Но тогда она была в ярости, потому что ей нужно было потратить деньги на лечение дочери, с которой у нее не было кровного родства, и била его без разбора.
— Сяосен, Сяосен, это ты?
Линь Хуа все еще не оборачивалась, лишь лежала на земле, надрывно рыдая.
— Мама ошиблась, мама не специально! Не сердись на меня, ладно? Я просто была в ярости, немного переборщила, но не специально! Умоляю, отпусти меня, пожалуйста!
— Прошу тебя, отпусти меня! — Линь Хуа кричала без остановки, пока не потеряла голос. Сзади тоже стало тихо.
Линь Хуа перестала кричать и осмелилась поднять голову, чтобы посмотреть назад. Ничего не было. Она еще не успела вздохнуть с облегчением.
Вдруг…
Перед ней появился маленький мальчик, выглядевший неестественно и ужасно.

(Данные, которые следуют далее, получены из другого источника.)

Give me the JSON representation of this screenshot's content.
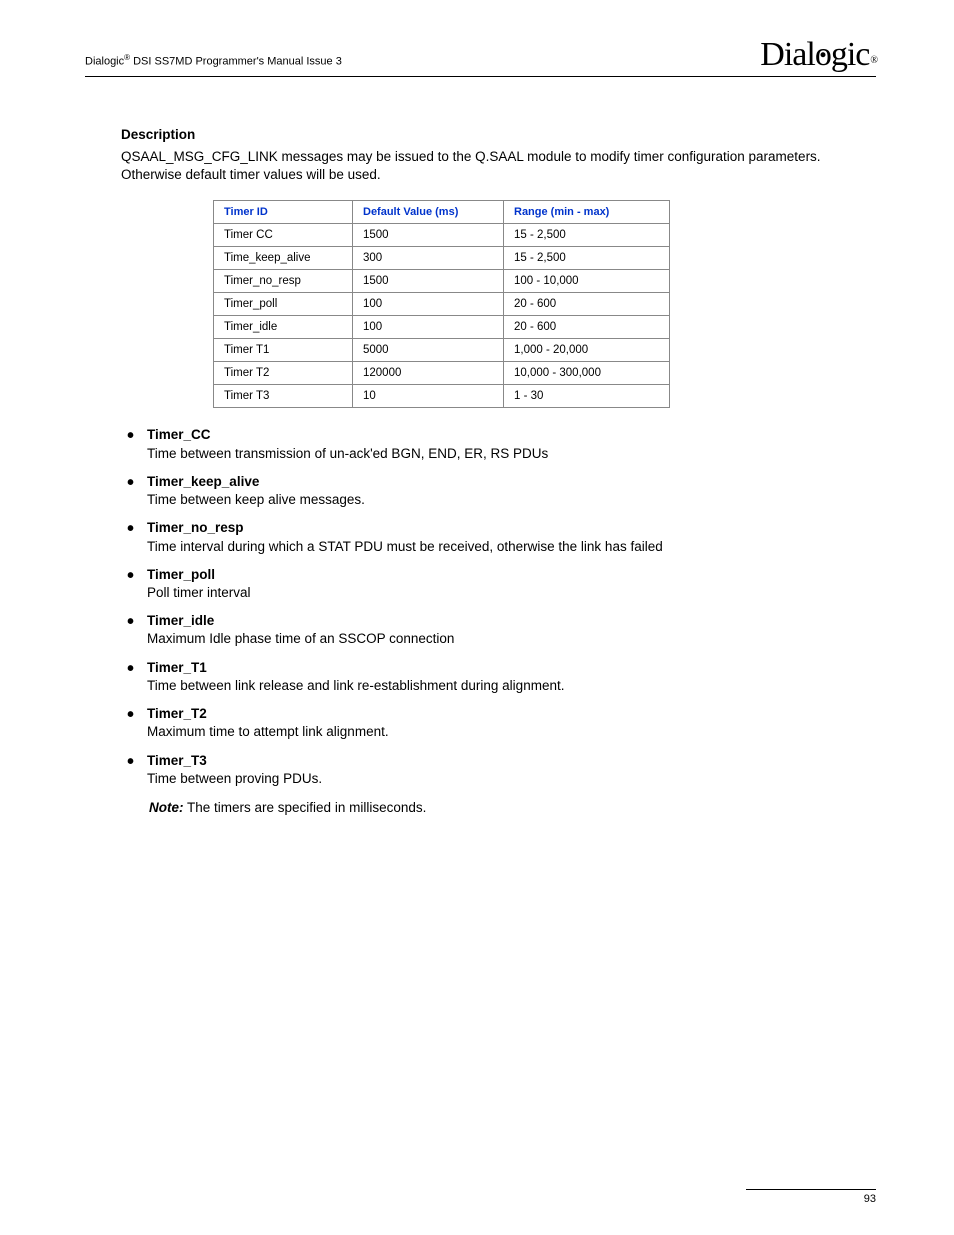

Из его ушей, носа и глаз словно сочилась алая жидкость.
Рот его был закрыт тканью, пропитанной чем-то темным. Таким был Чжан Сяосен в момент смерти.

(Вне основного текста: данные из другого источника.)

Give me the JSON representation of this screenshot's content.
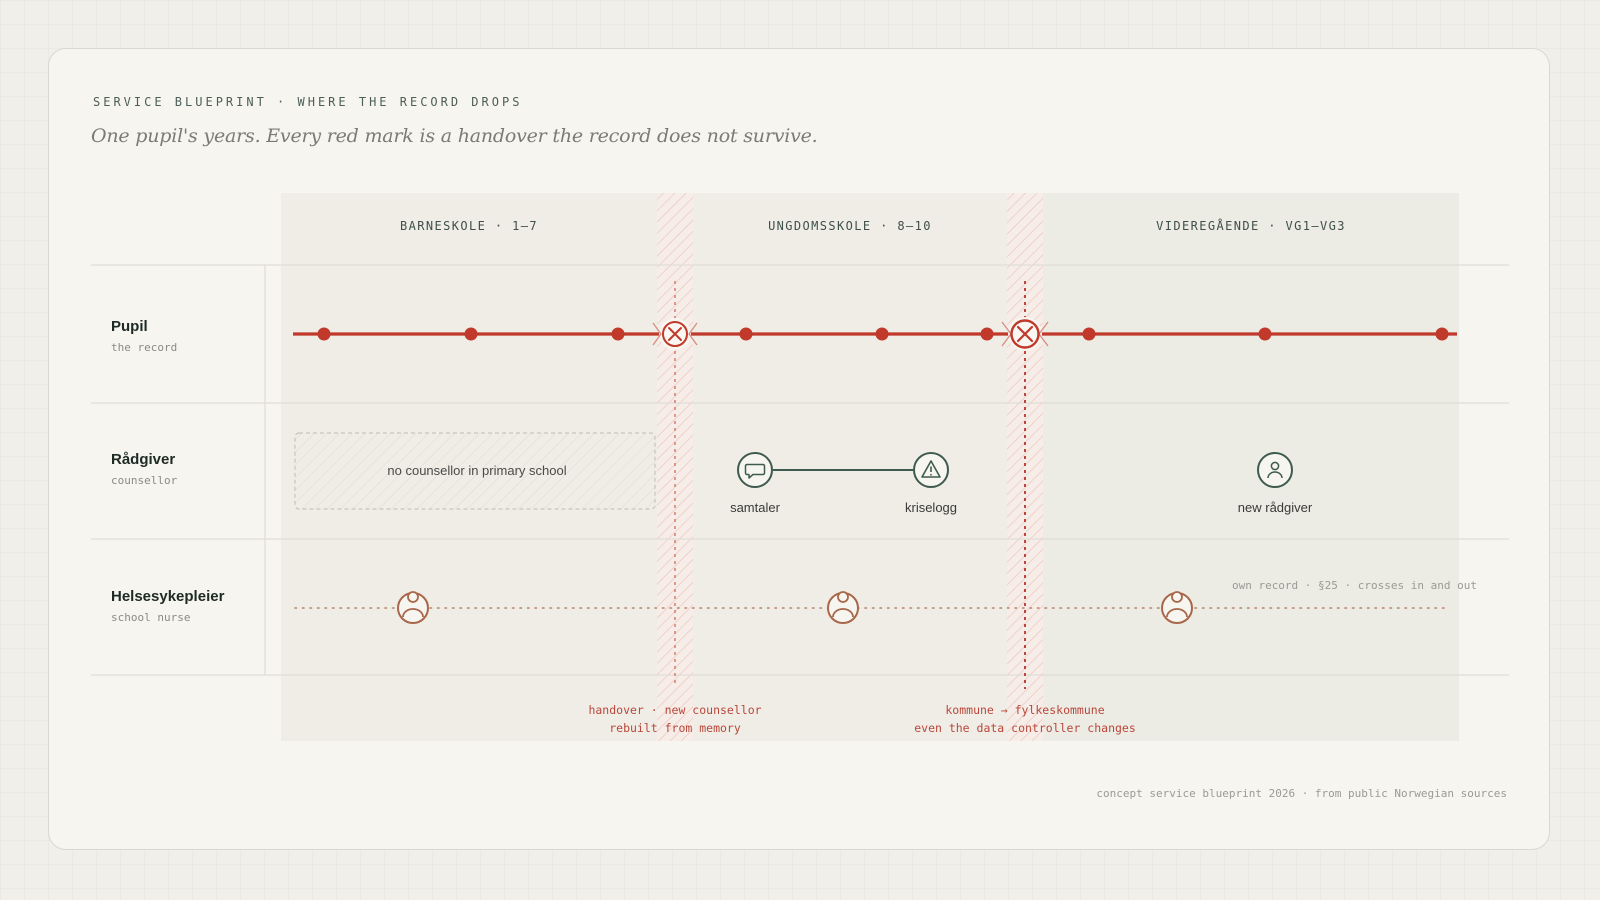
{
  "header": {
    "eyebrow": "SERVICE BLUEPRINT · WHERE THE RECORD DROPS",
    "subtitle": "One pupil's years. Every red mark is a handover the record does not survive."
  },
  "stages": [
    {
      "label": "BARNESKOLE · 1–7"
    },
    {
      "label": "UNGDOMSSKOLE · 8–10"
    },
    {
      "label": "VIDEREGÅENDE · VG1–VG3"
    }
  ],
  "lanes": [
    {
      "title": "Pupil",
      "subtitle": "the record"
    },
    {
      "title": "Rådgiver",
      "subtitle": "counsellor"
    },
    {
      "title": "Helsesykepleier",
      "subtitle": "school nurse"
    }
  ],
  "counsellor": {
    "empty_box": "no counsellor in primary school",
    "nodes": [
      {
        "label": "samtaler",
        "icon": "speech-bubble-icon"
      },
      {
        "label": "kriselogg",
        "icon": "warning-triangle-icon"
      },
      {
        "label": "new rådgiver",
        "icon": "person-icon"
      }
    ]
  },
  "nurse": {
    "annotation": "own record · §25 · crosses in and out",
    "icon": "nurse-icon"
  },
  "handovers": [
    {
      "line1": "handover · new counsellor",
      "line2": "rebuilt from memory",
      "icon": "break-x-icon"
    },
    {
      "line1": "kommune → fylkeskommune",
      "line2": "even the data controller changes",
      "icon": "break-x-icon"
    }
  ],
  "footer": "concept service blueprint 2026 · from public Norwegian sources",
  "colors": {
    "record_red": "#c0392b",
    "counsellor_green": "#3f5a4f",
    "nurse_brown": "#a8664a",
    "background": "#f7f5f0"
  }
}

Тогда, чтобы никто не узнал, Линь Хуа заткнула ему рот тряпкой, чтобы он не кричал, и так он умер от ее рук. Обнаружив, что Чжан Сяосен не дышит, она так испугалась, что даже забыла снять тряпку и просто похоронила его.

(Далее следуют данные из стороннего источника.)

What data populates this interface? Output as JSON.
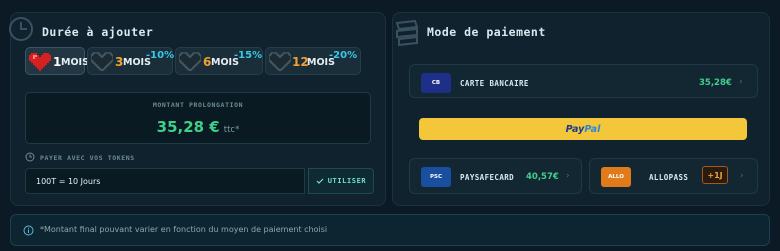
{
  "duration_panel": {
    "title": "Durée à ajouter",
    "options": [
      {
        "months": "1",
        "unit": "MOIS",
        "discount": "",
        "selected": true
      },
      {
        "months": "3",
        "unit": "MOIS",
        "discount": "-10%",
        "selected": false
      },
      {
        "months": "6",
        "unit": "MOIS",
        "discount": "-15%",
        "selected": false
      },
      {
        "months": "12",
        "unit": "MOIS",
        "discount": "-20%",
        "selected": false
      }
    ],
    "amount_label": "MONTANT PROLONGATION",
    "amount_value": "35,28 €",
    "amount_suffix": "ttc*",
    "token_label": "PAYER AVEC VOS TOKENS",
    "token_input_value": "100T = 10 Jours",
    "use_button_label": "UTILISER"
  },
  "payment_panel": {
    "title": "Mode de paiement",
    "methods": {
      "card": {
        "logo": "CB",
        "name": "CARTE BANCAIRE",
        "price": "35,28€"
      },
      "paypal": {
        "pay": "Pay",
        "pal": "Pal"
      },
      "paysafecard": {
        "logo": "PSC",
        "name": "PAYSAFECARD",
        "price": "40,57€"
      },
      "allopass": {
        "logo": "ALLO",
        "name": "ALLOPASS",
        "badge": "+1J"
      }
    }
  },
  "notice": {
    "text": "*Montant final pouvant varier en fonction du moyen de paiement choisi"
  },
  "colors": {
    "background": "#0b1a24",
    "panel": "#0f222e",
    "accent_green": "#3fd08a",
    "accent_orange": "#f0a030",
    "discount_cyan": "#38c8e8",
    "paypal_yellow": "#f4c63a"
  },
  "icons": [
    "clock-icon",
    "heart-icon",
    "wallet-icon",
    "check-icon",
    "chevron-right-icon",
    "info-icon"
  ]
}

— Хе~ хе~ хе, ма~ма, по~че~му~ ты~ пла~чешь?
Далекий голос Чжан Сяосеня, исходящий из-под ткани, звучал глухо.
Линь Хуа отчаянно билась головой о землю, повторяя: — Прошу тебя, отпусти меня! Прошу тебя, отпусти меня!
— Ма~ма, по~че~му~ ты~ пла~чешь? По~че~му~ ты~ не~ от~ве~ча~ешь~ мне? — Голос Чжан Сяосеня явно звучал недовольно.
Линь Хуа продолжала отчаянно биться головой, умоляя его отпустить ее, и не слышала, что он говорил.
Чжан Сяосен словно вспомнил что-то еще и наклонил голову набок.
Раздался неестественный скрип, когда он наклонил голову. Из области шеи словно сочилась темная, густая субстанция, в которой что-то копошилось.
— Ма~ма, под~ни~ми~ го~ло~ву~ и~ по~смо~три~ на~ ме~ня. Мне~ так~ бо~ль~но. Мо~жешь~ по~дуть~ на~ ме~ня?
Линь Хуа теперь ничего не слышала, кроме механического стука своей головы о землю.
Чжан Сяосен вздохнул: — Со~всем~ не~ ве~се~ло, га~ га.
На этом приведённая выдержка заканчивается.